Of course, it's also possible to argue that unlike, say, journalistic material, research papers aren't required to be in the public interest at the time of publication. Yet the BHU paper threatens to undermine public confidence in observational studies, and that can't be in anyone's interest. Even at the outset, experts and many health journalists knew observational studies don’t carry the same weight as randomised controlled trials as well as that such studies still serve a legitimate purpose, just not the one to which its conclusions were pressed in the BHU study.

After the paper’s contents hit the headlines, the ICMR shot off a latter to the BHU research team saying it hasn’t "provided any financial or technical support" to the study and that the study is “poorly designed". Curiously, the BHU team’s repartee to the ICMR's makes repeated reference to Vivek Agnihotri's film The Vaccine War. In the same point in which two of these references appear (no. 2), the team writes: "While a study with a control group would certainly be of higher quality, this immediately points to the fact that it is researchers from ICMR who have access to the data with the control group, i.e. the original phase-3 trials of Covaxin – as well publicized in 'The Vaccine War' movie. ICMR thus owes it to the people of India, that it publishes the long-term follow-up of phase-3 trials."

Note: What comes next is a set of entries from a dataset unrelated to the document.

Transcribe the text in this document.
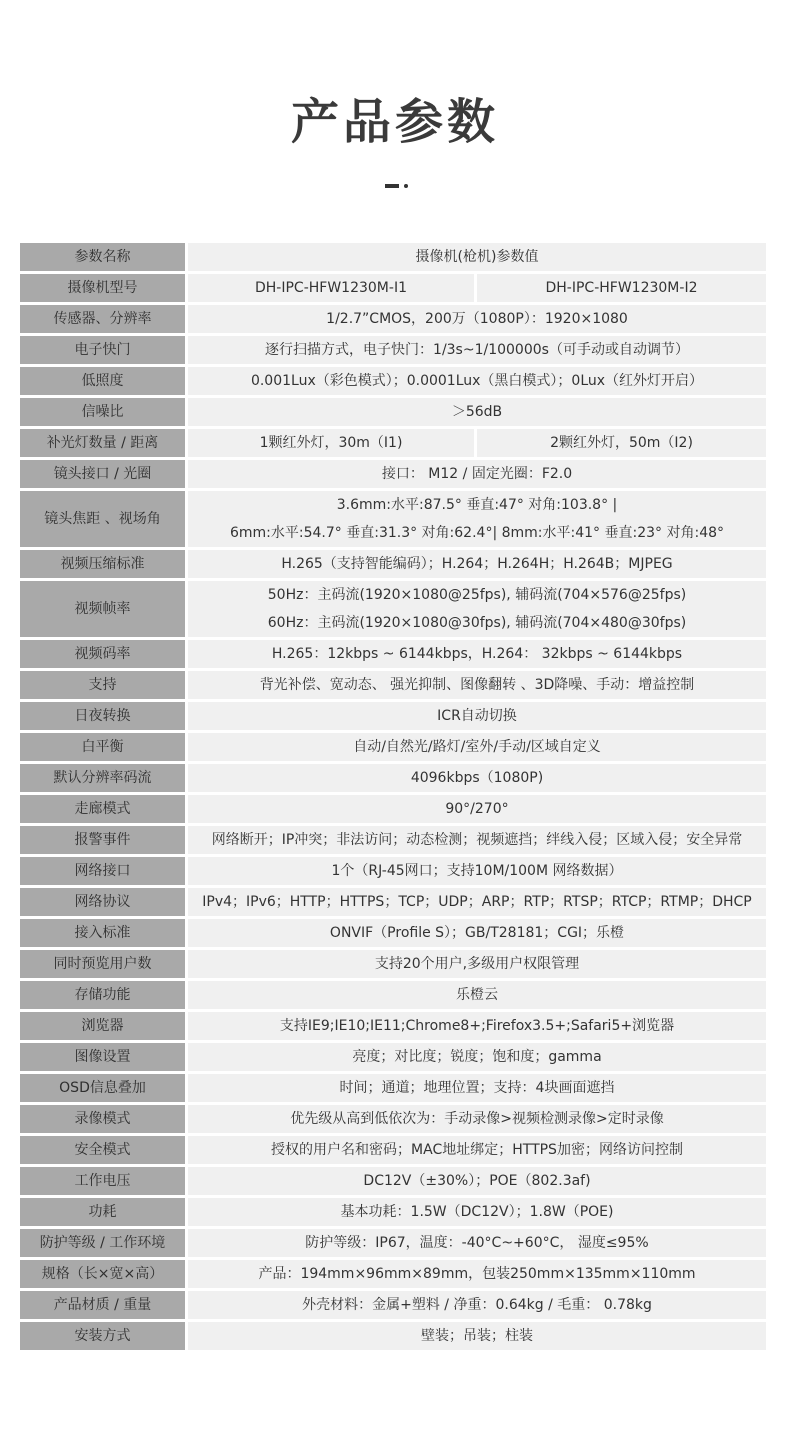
产品参数
参数名称	摄像机(枪机)参数值	
摄像机型号	DH-IPC-HFW1230M-I1	DH-IPC-HFW1230M-I2
传感器、分辨率	1/2.7”CMOS，200万（1080P）：1920×1080	
电子快门	逐行扫描方式，电子快门：1/3s~1/100000s（可手动或自动调节）	
低照度	0.001Lux（彩色模式）；0.0001Lux（黑白模式）；0Lux（红外灯开启）	
信噪比	＞56dB	
补光灯数量 / 距离	1颗红外灯，30m（I1)	2颗红外灯，50m（I2)
镜头接口 / 光圈	接口： M12 / 固定光圈：F2.0	
镜头焦距 、视场角	3.6mm:水平:87.5° 垂直:47° 对角:103.8° |
6mm:水平:54.7° 垂直:31.3° 对角:62.4°| 8mm:水平:41° 垂直:23° 对角:48°	

视频压缩标准	H.265（支持智能编码）；H.264；H.264H；H.264B；MJPEG	
视频帧率	50Hz：主码流(1920×1080@25fps), 辅码流(704×576@25fps)
60Hz：主码流(1920×1080@30fps), 辅码流(704×480@30fps)	

视频码率	H.265：12kbps ~ 6144kbps，H.264： 32kbps ~ 6144kbps	
支持	背光补偿、宽动态、 强光抑制、图像翻转 、3D降噪、手动：增益控制	
日夜转换	ICR自动切换	
白平衡	自动/自然光/路灯/室外/手动/区域自定义	
默认分辨率码流	4096kbps（1080P)	
走廊模式	90°/270°	
报警事件	网络断开；IP冲突；非法访问；动态检测；视频遮挡；绊线入侵；区域入侵；安全异常	
网络接口	1个（RJ-45网口；支持10M/100M 网络数据）	
网络协议	IPv4；IPv6；HTTP；HTTPS；TCP；UDP；ARP；RTP；RTSP；RTCP；RTMP；DHCP	
接入标准	ONVIF（Profile S）；GB/T28181；CGI；乐橙	
同时预览用户数	支持20个用户,多级用户权限管理	
存储功能	乐橙云	
浏览器	支持IE9;IE10;IE11;Chrome8+;Firefox3.5+;Safari5+浏览器	
图像设置	亮度；对比度；锐度；饱和度；gamma	
OSD信息叠加	时间；通道；地理位置；支持：4块画面遮挡	
录像模式	优先级从高到低依次为：手动录像>视频检测录像>定时录像	
安全模式	授权的用户名和密码；MAC地址绑定；HTTPS加密；网络访问控制	
工作电压	DC12V（±30%）；POE（802.3af)	
功耗	基本功耗：1.5W（DC12V）；1.8W（POE)	
防护等级 / 工作环境	防护等级：IP67，温度：-40°C~+60°C， 湿度≤95%	
规格（长×宽×高）	产品：194mm×96mm×89mm，包装250mm×135mm×110mm	
产品材质 / 重量	外壳材料：金属+塑料 / 净重：0.64kg / 毛重： 0.78kg	
安装方式	壁装；吊装；柱装	
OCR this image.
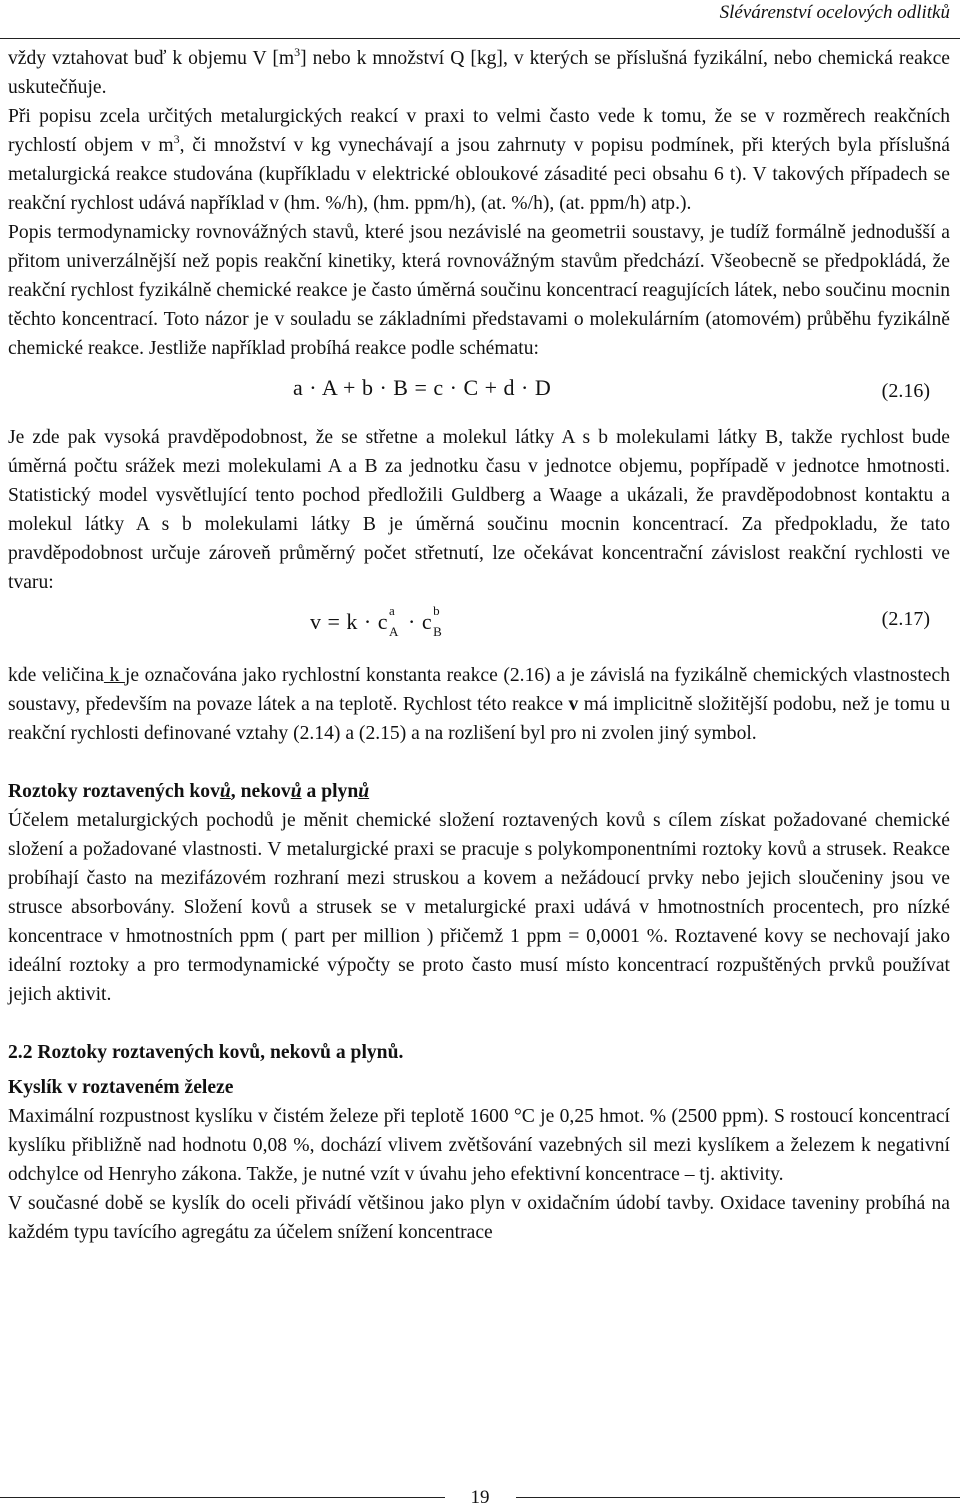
Slévárenství ocelových odlitků

vždy vztahovat buď k objemu V $[m^3]$ nebo k množství Q [kg], v kterých se příslušná fyzikální, nebo chemická reakce uskutečňuje.

Při popisu zcela určitých metalurgických reakcí v praxi to velmi často vede k tomu, že se v rozměrech reakčních rychlostí objem v $m^3$, či množství v kg vynechávají a jsou zahrnuty v popisu podmínek, při kterých byla příslušná metalurgická reakce studována (kupříkladu v elektrické obloukové zásadité peci obsahu 6 t). V takových případech se reakční rychlost udává například v (hm. %/h), (hm. ppm/h), (at. %/h), (at. ppm/h) atp.).

Popis termodynamicky rovnovážných stavů, které jsou nezávislé na geometrii soustavy, je tudíž formálně jednodušší a přitom univerzálnější než popis reakční kinetiky, která rovnovážným stavům předchází. Všeobecně se předpokládá, že reakční rychlost fyzikálně chemické reakce je často úměrná součinu koncentrací reagujících látek, nebo součinu mocnin těchto koncentrací. Toto názor je v souladu se základními představami o molekulárním (atomovém) průběhu fyzikálně chemické reakce. Jestliže například probíhá reakce podle schématu:

a · A + b · B = c · C + d · D	(2.16)

Je zde pak vysoká pravděpodobnost, že se střetne a molekul látky A s b molekulami látky B, takže rychlost bude úměrná počtu srážek mezi molekulami A a B za jednotku času v jednotce objemu, popřípadě v jednotce hmotnosti. Statistický model vysvětlující tento pochod předložili Guldberg a Waage a ukázali, že pravděpodobnost kontaktu a molekul látky A s b molekulami látky B je úměrná součinu mocnin koncentrací. Za předpokladu, že tato pravděpodobnost určuje zároveň průměrný počet střetnutí, lze očekávat koncentrační závislost reakční rychlosti ve tvaru:

v = k · c a
A · c b
B
(2.17)

kde veličina k je označována jako rychlostní konstanta reakce (2.16) a je závislá na fyzikálně chemických vlastnostech soustavy, především na povaze látek a na teplotě. Rychlost této reakce v má implicitně složitější podobu, než je tomu u reakční rychlosti definované vztahy (2.14) a (2.15) a na rozlišení byl pro ni zvolen jiný symbol.

Roztoky roztavených kovů, nekovů a plynů

Účelem metalurgických pochodů je měnit chemické složení roztavených kovů s cílem získat požadované chemické složení a požadované vlastnosti. V metalurgické praxi se pracuje s polykomponentními roztoky kovů a strusek. Reakce probíhají často na mezifázovém rozhraní mezi struskou a kovem a nežádoucí prvky nebo jejich sloučeniny jsou ve strusce absorbovány. Složení kovů a strusek se v metalurgické praxi udává v hmotnostních procentech, pro nízké koncentrace v hmotnostních ppm ( part per million ) přičemž 1 ppm = 0,0001 %. Roztavené kovy se nechovají jako ideální roztoky a pro termodynamické výpočty se proto často musí místo koncentrací rozpuštěných prvků používat jejich aktivit.

2.2 Roztoky roztavených kovů, nekovů a plynů.

Kyslík v roztaveném železe

Maximální rozpustnost kyslíku v čistém železe při teplotě 1600 °C je 0,25 hmot. % (2500 ppm). S rostoucí koncentrací kyslíku přibližně nad hodnotu 0,08 %, dochází vlivem zvětšování vazebných sil mezi kyslíkem a železem k negativní odchylce od Henryho zákona. Takže, je nutné vzít v úvahu jeho efektivní koncentrace – tj. aktivity.

V současné době se kyslík do oceli přivádí většinou jako plyn v oxidačním údobí tavby. Oxidace taveniny probíhá na každém typu tavícího agregátu za účelem snížení koncentrace

19
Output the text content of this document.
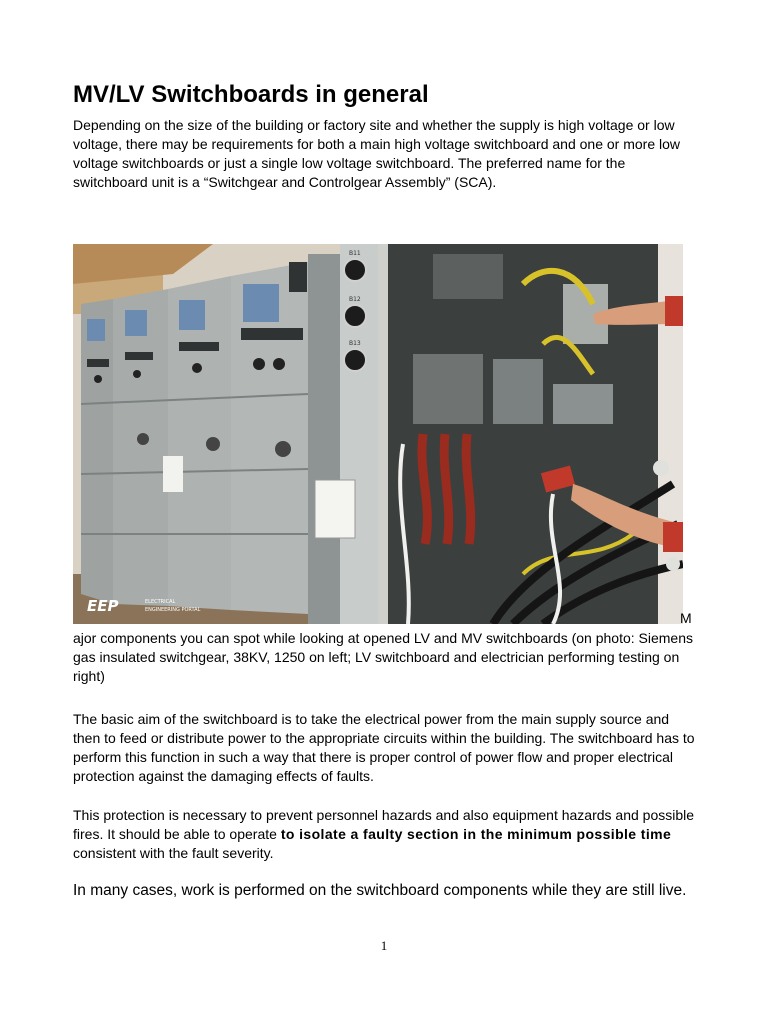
MV/LV Switchboards in general

Depending on the size of the building or factory site and whether the supply is high voltage or low voltage, there may be requirements for both a main high voltage switchboard and one or more low voltage switchboards or just a single low voltage switchboard. The preferred name for the switchboard unit is a “Switchgear and Controlgear Assembly” (SCA).

B11
B12
B13
EEP	ELECTRICAL
ENGINEERING PORTAL	M

ajor components you can spot while looking at opened LV and MV switchboards (on photo: Siemens gas insulated switchgear, 38KV, 1250 on left; LV switchboard and electrician performing testing on right)

The basic aim of the switchboard is to take the electrical power from the main supply source and then to feed or distribute power to the appropriate circuits within the building. The switchboard has to perform this function in such a way that there is proper control of power flow and proper electrical protection against the damaging effects of faults.

This protection is necessary to prevent personnel hazards and also equipment hazards and possible fires. It should be able to operate to isolate a faulty section in the minimum possible time consistent with the fault severity.

In many cases, work is performed on the switchboard components while they are still live.

1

I'm not clear why the team saw fit to appeal to statements made in this of all films. As I've written earlierThe Vaccine War — which I haven't watched but which directly references journalistic work by The Wire during and of the pandemic — is most likely a mix of truths and fictionalisation (and not in the clever, good-faith ways in which screenwriters adopt textual biographies for the big screen), with the fiction designed to serve the BJP's nationalist political narratives. So when the letter says in its point no. 5 that the ICMR should apologise to a female member of the BHU team for allegedly “spreading a falsehood” about her and offers The Vaccine War as a counterexample ("While 'The Vaccine War' movie is celebrating women scientists…”), I can’t but retch.

Together with another odd line in the latter — that the "ICMR owes it to the people of India" — the appeals read less like a debate between scientists on the merits and the demerits of the study and more like they’re trying to bait the ICMR into doing better. I'm not denying the ICMR started it, as a child might say, but saying that this shouldn't have prevented the BHU team from keeping it dignified. For example, the BHU letter reads: "It is to be noted that interim results of the phase-3 trial, also cited by Dr. Priya Abraham in 'The Vaccine War' movie, had a mere 56 days of safety follow-up, much shorter than the one-year follow-up in the IMS-BHU study.” Surely the 56-day period finds mention in a more respectable and reliable medium than a film that confuses you about what’s real and what’s not?

In all, the BHU study seems to have been designed to draw attention to gaps in the safety data for Covaxin — but by adopting such a provocative route, all that took centerstage was its spat with the ICMR plus its own flaws.